Fatigue is the leading cause of heavy truck crashes - posing a greater danger than either alcohol or drugs - according to a study by the National Transportation Safety Board. Trucks that weigh more than 10,000 pounds were involved in more than 5,000 deaths in 1998.
That's why members of a broad coalition of victims' families, government officials, truck drivers, shippers, and motorists are working together to combat "tired trucker syndrome."
"These crashes are preventable," says Daphne Izer, who formed Parents Against Tired Truckers (PATT) when a truck driver fell asleep at the wheel of an 80,000-pound rig and killed four teen-agers, including her son, Jeff.
What started as a Lisbon Falls, Maine-based group has grown into a nationally recognized organization.
Systemic problems within the industry, such as driver compensation and hours-of-service laws, create the perfect breeding ground for fatigue-related crashes, Ms. Izer says.
"Drivers are paid by the mile, which means they aren't getting paid unless the wheels are turning," she says. To survive economically, many drivers skirt the law. The result is falsified logbooks and truckers who drive up to 100 hours a week but report only 70.
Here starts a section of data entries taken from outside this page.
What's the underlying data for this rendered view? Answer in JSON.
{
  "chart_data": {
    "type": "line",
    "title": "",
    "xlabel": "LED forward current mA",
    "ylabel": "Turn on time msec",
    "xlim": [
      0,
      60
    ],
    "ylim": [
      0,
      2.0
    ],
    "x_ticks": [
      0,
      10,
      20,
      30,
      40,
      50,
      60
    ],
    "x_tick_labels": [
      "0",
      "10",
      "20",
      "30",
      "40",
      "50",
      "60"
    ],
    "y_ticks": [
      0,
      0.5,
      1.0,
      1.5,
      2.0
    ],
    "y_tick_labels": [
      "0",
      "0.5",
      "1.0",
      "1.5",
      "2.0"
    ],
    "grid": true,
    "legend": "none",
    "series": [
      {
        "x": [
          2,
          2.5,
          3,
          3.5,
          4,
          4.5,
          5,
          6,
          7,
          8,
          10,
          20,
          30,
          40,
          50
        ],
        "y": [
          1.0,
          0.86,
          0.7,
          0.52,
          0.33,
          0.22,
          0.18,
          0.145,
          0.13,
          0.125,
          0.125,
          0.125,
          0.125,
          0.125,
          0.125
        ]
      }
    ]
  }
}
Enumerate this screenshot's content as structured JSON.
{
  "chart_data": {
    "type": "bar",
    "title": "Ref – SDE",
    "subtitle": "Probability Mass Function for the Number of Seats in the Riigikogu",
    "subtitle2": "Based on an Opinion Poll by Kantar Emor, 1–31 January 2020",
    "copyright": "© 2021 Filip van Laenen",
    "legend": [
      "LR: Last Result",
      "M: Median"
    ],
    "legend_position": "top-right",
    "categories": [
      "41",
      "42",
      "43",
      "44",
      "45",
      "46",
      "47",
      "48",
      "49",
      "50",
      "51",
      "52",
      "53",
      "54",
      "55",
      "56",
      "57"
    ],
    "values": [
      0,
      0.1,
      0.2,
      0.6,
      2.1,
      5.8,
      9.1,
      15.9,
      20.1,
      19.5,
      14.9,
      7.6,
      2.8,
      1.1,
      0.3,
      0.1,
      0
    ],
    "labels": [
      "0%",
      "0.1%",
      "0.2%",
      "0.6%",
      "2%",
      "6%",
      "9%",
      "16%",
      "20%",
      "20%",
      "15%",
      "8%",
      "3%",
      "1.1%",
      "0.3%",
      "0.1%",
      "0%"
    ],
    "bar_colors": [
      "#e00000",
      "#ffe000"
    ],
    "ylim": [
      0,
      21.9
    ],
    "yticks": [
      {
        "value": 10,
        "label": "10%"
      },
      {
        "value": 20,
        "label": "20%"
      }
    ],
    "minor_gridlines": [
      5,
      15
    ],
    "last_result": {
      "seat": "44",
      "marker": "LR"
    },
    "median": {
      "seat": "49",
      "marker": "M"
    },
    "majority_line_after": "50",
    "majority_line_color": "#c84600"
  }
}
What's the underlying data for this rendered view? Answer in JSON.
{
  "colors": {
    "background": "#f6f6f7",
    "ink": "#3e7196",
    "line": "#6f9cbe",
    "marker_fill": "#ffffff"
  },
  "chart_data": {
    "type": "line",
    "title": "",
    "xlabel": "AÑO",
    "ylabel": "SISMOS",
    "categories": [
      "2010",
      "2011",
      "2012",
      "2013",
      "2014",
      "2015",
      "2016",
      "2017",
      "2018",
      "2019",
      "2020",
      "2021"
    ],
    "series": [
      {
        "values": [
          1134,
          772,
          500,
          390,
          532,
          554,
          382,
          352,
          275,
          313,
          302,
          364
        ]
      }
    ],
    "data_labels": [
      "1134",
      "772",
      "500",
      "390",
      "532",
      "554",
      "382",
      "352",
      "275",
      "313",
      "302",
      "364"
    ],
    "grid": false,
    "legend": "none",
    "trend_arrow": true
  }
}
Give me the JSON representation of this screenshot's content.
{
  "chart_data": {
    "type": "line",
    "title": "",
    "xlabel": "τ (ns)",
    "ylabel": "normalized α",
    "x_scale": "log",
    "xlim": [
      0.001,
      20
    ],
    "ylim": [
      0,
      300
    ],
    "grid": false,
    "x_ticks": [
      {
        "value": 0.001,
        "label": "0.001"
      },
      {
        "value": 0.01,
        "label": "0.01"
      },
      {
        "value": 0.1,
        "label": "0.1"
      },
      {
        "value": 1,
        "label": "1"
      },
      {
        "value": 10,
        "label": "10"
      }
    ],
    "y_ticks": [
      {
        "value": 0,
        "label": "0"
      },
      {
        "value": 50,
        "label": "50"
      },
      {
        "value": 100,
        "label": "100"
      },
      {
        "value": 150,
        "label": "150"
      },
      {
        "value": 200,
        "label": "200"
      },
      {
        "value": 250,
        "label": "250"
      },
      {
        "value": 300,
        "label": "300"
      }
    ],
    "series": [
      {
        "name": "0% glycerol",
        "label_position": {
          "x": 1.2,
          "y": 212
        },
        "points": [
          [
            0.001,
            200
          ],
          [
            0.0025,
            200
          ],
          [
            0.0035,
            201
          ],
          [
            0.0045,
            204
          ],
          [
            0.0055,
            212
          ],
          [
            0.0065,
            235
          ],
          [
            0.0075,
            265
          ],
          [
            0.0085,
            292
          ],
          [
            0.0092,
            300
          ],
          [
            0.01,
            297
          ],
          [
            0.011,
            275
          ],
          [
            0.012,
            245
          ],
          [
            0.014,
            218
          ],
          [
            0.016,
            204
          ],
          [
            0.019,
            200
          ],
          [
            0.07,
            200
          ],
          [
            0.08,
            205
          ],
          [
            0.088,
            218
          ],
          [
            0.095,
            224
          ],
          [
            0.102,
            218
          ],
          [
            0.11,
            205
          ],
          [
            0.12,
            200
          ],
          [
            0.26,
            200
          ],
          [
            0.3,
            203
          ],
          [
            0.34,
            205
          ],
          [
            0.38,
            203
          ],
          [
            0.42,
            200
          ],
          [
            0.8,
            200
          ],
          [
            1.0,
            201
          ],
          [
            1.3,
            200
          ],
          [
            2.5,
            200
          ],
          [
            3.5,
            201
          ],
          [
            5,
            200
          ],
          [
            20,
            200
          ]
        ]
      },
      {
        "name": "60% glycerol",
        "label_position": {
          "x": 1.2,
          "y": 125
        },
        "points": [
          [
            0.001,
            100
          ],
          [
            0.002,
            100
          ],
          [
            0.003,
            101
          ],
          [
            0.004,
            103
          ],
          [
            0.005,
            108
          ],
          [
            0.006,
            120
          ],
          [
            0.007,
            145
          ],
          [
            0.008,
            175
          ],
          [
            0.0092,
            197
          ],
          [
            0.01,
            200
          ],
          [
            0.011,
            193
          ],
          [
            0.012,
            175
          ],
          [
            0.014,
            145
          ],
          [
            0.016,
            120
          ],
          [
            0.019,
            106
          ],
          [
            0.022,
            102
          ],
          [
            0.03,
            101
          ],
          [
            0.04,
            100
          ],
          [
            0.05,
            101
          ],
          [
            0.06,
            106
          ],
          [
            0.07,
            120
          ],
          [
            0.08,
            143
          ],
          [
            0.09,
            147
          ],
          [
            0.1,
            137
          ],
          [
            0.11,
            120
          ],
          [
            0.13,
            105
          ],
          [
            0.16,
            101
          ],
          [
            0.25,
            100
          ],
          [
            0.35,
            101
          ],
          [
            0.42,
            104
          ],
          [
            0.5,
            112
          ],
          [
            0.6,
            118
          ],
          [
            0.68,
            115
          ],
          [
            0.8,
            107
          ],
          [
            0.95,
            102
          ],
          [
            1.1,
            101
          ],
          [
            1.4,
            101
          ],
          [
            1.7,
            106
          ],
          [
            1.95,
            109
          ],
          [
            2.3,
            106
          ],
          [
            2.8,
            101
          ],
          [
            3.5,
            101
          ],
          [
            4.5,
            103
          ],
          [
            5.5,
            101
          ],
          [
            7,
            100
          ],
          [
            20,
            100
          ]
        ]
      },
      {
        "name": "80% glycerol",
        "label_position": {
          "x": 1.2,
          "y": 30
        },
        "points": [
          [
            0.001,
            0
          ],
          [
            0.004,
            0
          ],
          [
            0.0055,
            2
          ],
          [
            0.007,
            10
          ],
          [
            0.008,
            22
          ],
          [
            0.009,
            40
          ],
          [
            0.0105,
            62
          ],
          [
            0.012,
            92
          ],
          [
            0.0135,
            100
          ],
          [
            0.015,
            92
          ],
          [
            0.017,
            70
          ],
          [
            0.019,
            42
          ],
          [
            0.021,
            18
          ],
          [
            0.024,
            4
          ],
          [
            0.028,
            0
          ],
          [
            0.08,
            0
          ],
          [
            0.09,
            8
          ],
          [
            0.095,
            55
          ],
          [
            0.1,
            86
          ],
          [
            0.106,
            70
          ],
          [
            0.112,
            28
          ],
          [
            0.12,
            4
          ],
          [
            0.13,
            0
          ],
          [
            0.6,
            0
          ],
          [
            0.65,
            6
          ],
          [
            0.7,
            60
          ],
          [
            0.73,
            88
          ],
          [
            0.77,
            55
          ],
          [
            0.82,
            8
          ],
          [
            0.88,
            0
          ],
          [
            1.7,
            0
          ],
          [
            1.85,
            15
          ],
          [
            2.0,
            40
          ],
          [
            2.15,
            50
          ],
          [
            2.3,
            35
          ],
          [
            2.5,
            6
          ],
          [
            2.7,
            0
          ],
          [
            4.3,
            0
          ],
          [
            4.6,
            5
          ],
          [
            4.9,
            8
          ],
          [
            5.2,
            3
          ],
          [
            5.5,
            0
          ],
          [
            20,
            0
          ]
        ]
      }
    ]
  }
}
"We want drivers to be paid by the hour for all hours worked, and for shippers, receivers, and carriers to be held accountable and liable for illegal and unsafe trips," she says.
But it's not just the number of hours worked that causes fatigue. Other factors include a lack of safe truck parking and rest stops, and sleep apnea, a disorder that can result in poor sleep.
To combat the problem, PATT ran a safety advertisement in the major trucking publication, The Trucker. The ad has now been made into a poster, which is distributed to truck stops nationwide.
Although Izer's group is assumed to be anti-trucker, she says this is not true. Many truckers use the organization as a resource. "They want to know how they can report safety issues," to protect other drivers as well as themselves.